Refrigerate: Place the cooled steaks in an airtight container and store in the fridge for up to 3-4 days.
Freeze: For longer storage, place the steaks in a freezer-safe bag, remove the air, and freeze for up to 2-3 months.
Make-Ahead Steak Marinade: Mix all ingredients and store in an airtight container or sealable jar in the fridge for up to 5 days. Shake or stir before using.
More Summer Recipes:

Easy Steak Marinade
Equipment
Ingredients
- 1/2 cup olive oil
- 1/3 cup reduced-sodium soy sauce
- 2 large lemons
- 1 tablespoon minced garlic
- 1/4 cup Worcestershire sauce
- 3 tablespoons dried basil
- 1-1/2 tablespoons garlic powder
- 1-1/2 tablespoons dried parsley
- 1 tablespoon dried oregano
- 1 teaspoon ground white pepper
- Coarse salt optional
- Steaks of your choice
- Canola oil for grill grates
Instructions
- Zest and juice lemons to get 1/2 teaspoon zest and 1/4 cup juice. In a medium bowl, add olive oil, soy sauce, lemon juice, lemon zest, minced garlic, Worcestershire sauce, dried basil, garlic powder, dried parsley, dried oregano, and white pepper.
- Whisk until ingredients are combined and incorporated. Pour mixture over steaks of your choice (the pictures show a NY Strip Steak; read the post for the “best grilling steaks”).
- Cover (or seal the bag) and place in fridge for up to 6 hours (too much longer than that and the acidity starts to “cook” the meat).
- About 20 minutes before grilling, remove steaks and let sit (still covered) at room temperature (not outside).

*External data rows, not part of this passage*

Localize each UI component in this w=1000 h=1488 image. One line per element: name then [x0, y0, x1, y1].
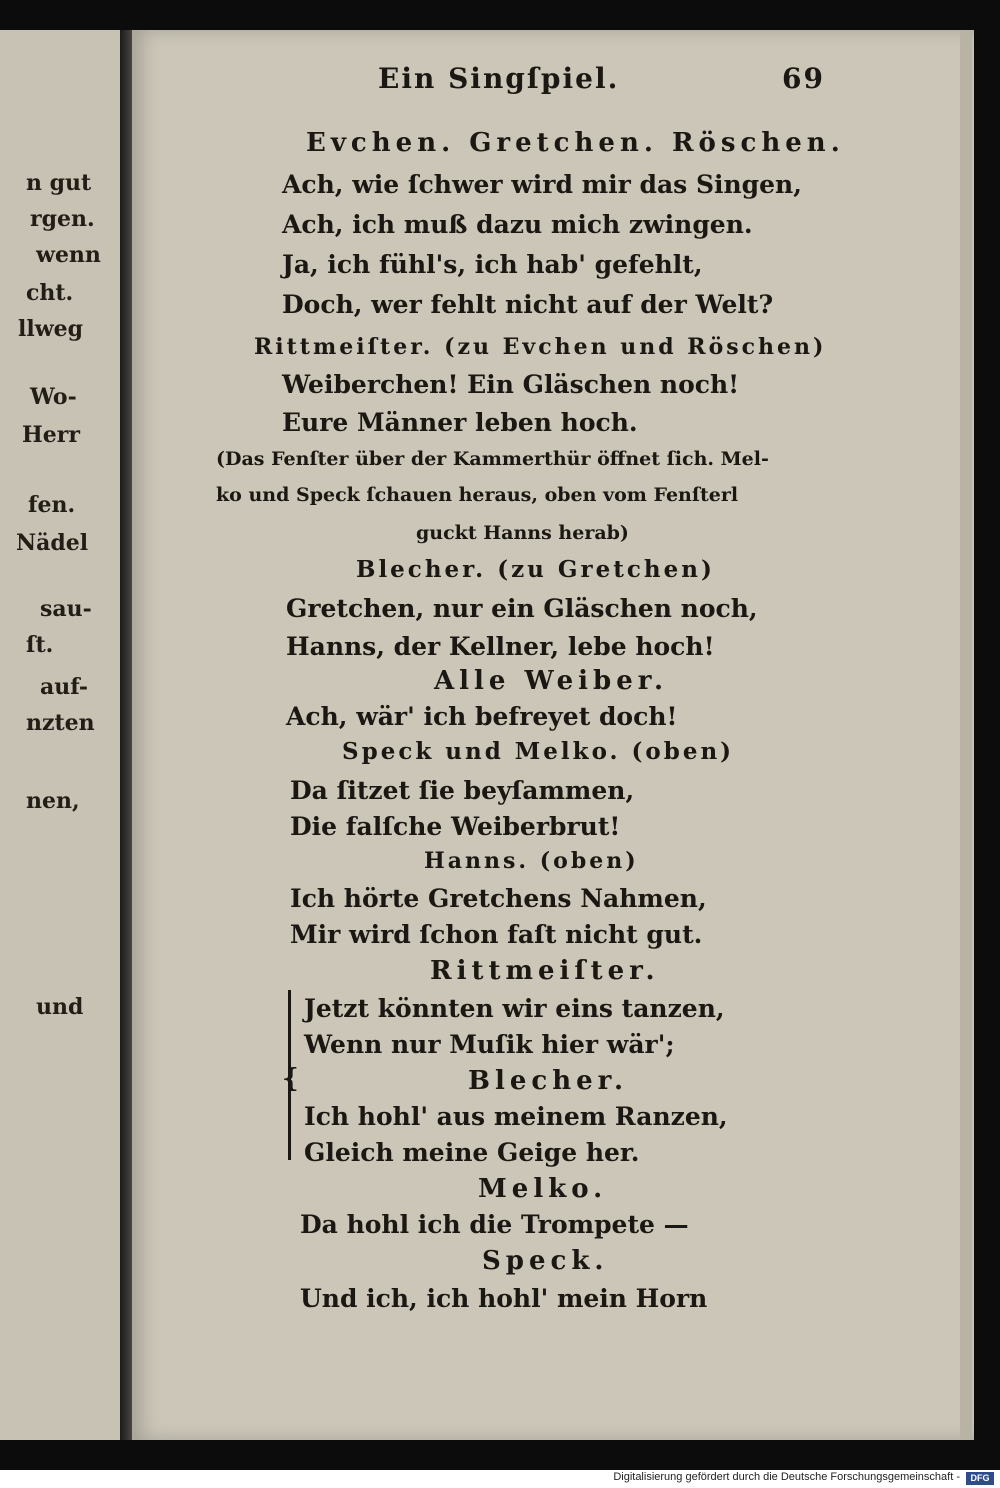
speaker-line: Hanns. (oben): [424, 848, 639, 874]
verse-line: Ach, wie ſchwer wird mir das Singen,: [282, 170, 802, 199]
left-page-text: sau-: [40, 596, 92, 622]
speaker-line: Blecher.: [468, 1066, 629, 1096]
speaker-line: Rittmeiſter. (zu Evchen und Röschen): [254, 334, 827, 360]
stage-direction: (Das Fenſter über der Kammerthür öffnet ſich. Mel-: [216, 448, 769, 470]
speaker-line: Evchen. Gretchen. Röschen.: [306, 128, 845, 158]
verse-line: Hanns, der Kellner, lebe hoch!: [286, 632, 715, 661]
verse-line: Da hohl ich die Trompete —: [300, 1210, 689, 1239]
verse-line: Gretchen, nur ein Gläschen noch,: [286, 594, 758, 623]
verse-line: Doch, wer fehlt nicht auf der Welt?: [282, 290, 774, 319]
speaker-line: Speck.: [482, 1246, 609, 1276]
verse-line: Weiberchen! Ein Gläschen noch!: [282, 370, 740, 399]
left-page-text: cht.: [26, 280, 74, 306]
verse-line: Ja, ich fühl's, ich hab' gefehlt,: [282, 250, 703, 279]
verse-line: Und ich, ich hohl' mein Horn: [300, 1284, 708, 1313]
verse-line: Gleich meine Geige her.: [304, 1138, 640, 1167]
verse-line: Ich hörte Gretchens Nahmen,: [290, 884, 707, 913]
left-page-fragment: [0, 30, 120, 1440]
stage-direction: ko und Speck ſchauen heraus, oben vom Fenſterl: [216, 484, 739, 506]
page-edge: [960, 30, 972, 1440]
verse-brace-point: {: [282, 1064, 299, 1094]
verse-line: Ach, ich muß dazu mich zwingen.: [282, 210, 753, 239]
left-page-text: Herr: [22, 422, 80, 448]
left-page-text: wenn: [36, 242, 101, 268]
left-page-text: Nädel: [16, 530, 89, 556]
page-number: 69: [782, 62, 825, 95]
left-page-text: nzten: [26, 710, 95, 736]
left-page-text: und: [36, 994, 84, 1020]
footer-credit: Digitalisierung gefördert durch die Deutsche Forschungsgemeinschaft -: [613, 1471, 960, 1483]
digitization-footer: [0, 1470, 1000, 1488]
left-page-text: ſt.: [26, 632, 54, 658]
speaker-line: Blecher. (zu Gretchen): [356, 556, 715, 583]
left-page-text: fen.: [28, 492, 76, 518]
book-gutter: [120, 30, 132, 1440]
speaker-line: Speck und Melko. (oben): [342, 738, 735, 765]
verse-line: Wenn nur Muſik hier wär';: [304, 1030, 675, 1059]
left-page-text: nen,: [26, 788, 80, 814]
speaker-line: Alle Weiber.: [434, 666, 669, 696]
stage-direction: guckt Hanns herab): [416, 522, 629, 544]
left-page-text: auf-: [40, 674, 89, 700]
left-page-text: n gut: [26, 170, 92, 196]
running-title: Ein Singſpiel.: [378, 62, 620, 95]
verse-line: Eure Männer leben hoch.: [282, 408, 638, 437]
verse-line: Ich hohl' aus meinem Ranzen,: [304, 1102, 728, 1131]
verse-line: Mir wird ſchon faſt nicht gut.: [290, 920, 703, 949]
speaker-line: Melko.: [478, 1174, 608, 1204]
verse-line: Jetzt könnten wir eins tanzen,: [304, 994, 725, 1023]
dfg-logo: DFG: [966, 1472, 994, 1485]
speaker-line: Rittmeiſter.: [430, 956, 660, 986]
verse-line: Ach, wär' ich befreyet doch!: [286, 702, 678, 731]
left-page-text: rgen.: [30, 206, 95, 232]
verse-line: Die falſche Weiberbrut!: [290, 812, 621, 841]
verse-line: Da ſitzet ſie beyſammen,: [290, 776, 635, 805]
left-page-text: llweg: [18, 316, 84, 342]
left-page-text: Wo-: [30, 384, 77, 410]
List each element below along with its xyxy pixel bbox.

- Heat grill to high heat. Once hot, clean it with a wire brush. Roll up a few paper towels and drench them in canola oil. Using tongs, rub the paper towel wad along the grill grates generously.
- Remove steaks from marinade and optionally sprinkle coarse salt over the top (Don’t add salt if you didn’t use a low-sodium soy sauce or are sensitive to salt).
- Place steaks on grill and cook about 4–5 minutes (rotate 90 degrees at 2 and 1/2 minutes for diamond grill marks).
- Using tongs, flip steaks over and continue to grill 3–5 minutes for medium-rare (internal temperature of 135°F; see note 1).
- The grill time will greatly vary based on your grill, your steak thickness, and the actual temperature of your grill. For best results, use a meat thermometer and remove meat when it is 5 degrees below your desired internal temperature. (It will cook a bit more after being removed.)
- Once steaks are cooked to your desired doneness, remove to a plate or cutting board and tent loosely with foil 5–10 minutes to give the juices a chance to redistribute (juicier steaks!) Enjoy!
Recipe Notes
Nutrition
Nutrition information is automatically calculated, so should only be used as an approximation.















Super tasty! Will use it again. Thanks!
So happy this steak marinade was a hit! Thanks Ronnalee!